By Jordy Yager - 12/18/11 03:19 PM EST
U.S. Customs and Border Protection (CBP) said an increase in illegal drug seizures and a decrease in illegal border-crossers in fiscal year 2011 is due to one of the largest upticks in manpower and resources along the country’s borders.
Apprehensions along U.S. borders were down 53 percent — to about 340,000 —since fiscal year 2008. More than 87,000 of those had criminal histories. The decrease is due to a more secure border, which results in less people attempting to cross into the U.S. illegally, the CBP said in a statement.
Drug seizures jumped by 20 percent — to 5 million pounds of narcotics — since the last fiscal year, with the CBP confiscating $126 million in undeclared currency.
In addition to manpower, CBP lauded technological advances along the border, such as “mobile surveillance units, thermal imaging systems, and…non-intrusive inspection equipment.”

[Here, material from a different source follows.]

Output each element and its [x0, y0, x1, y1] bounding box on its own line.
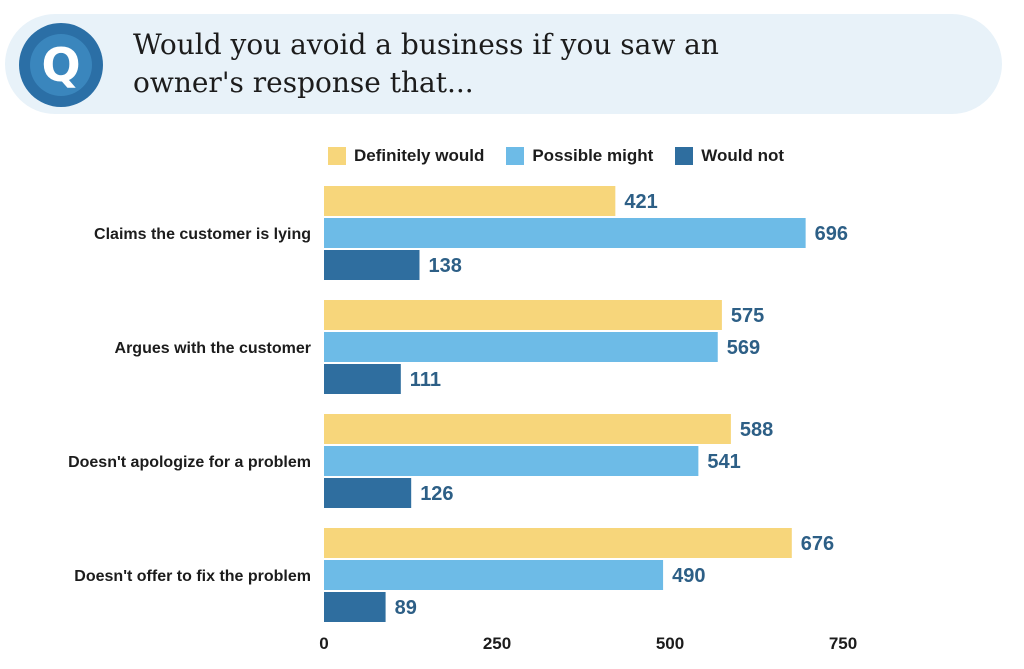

Unmanned aerial vehicles operated by the Department of Homeland Security (DHS) flew more than 4,400 hours in the fiscal year 2011, which is 75 percent more time in the sky than last fiscal year. More than 7,600 pounds of illegal drugs were seized as a result and more than 450 people were apprehended.
Counted among the CBP’s “Top 10” list of drug seizures and one of the most significant of the year was a series of confiscations, in which agents seized 7,500 pounds of marijuana and 60 pounds of cocaine, for an estimated $8.5 million worth of drugs.
One of the top apprehensions was the arrest of a 54-year old Virginia man accused of raping a 12-year old. The man was captured at Dulles-International airport returning from a trip to Bolivia.
In that same week at the D.C. airport CBP officers seized $3,000 in Iranian jewelry — which violated U.S. sanctions — and fined a passenger arriving from Ethiopia for attempting to bring in nearly 7 lbs. of cooked antelope and crocodile meat.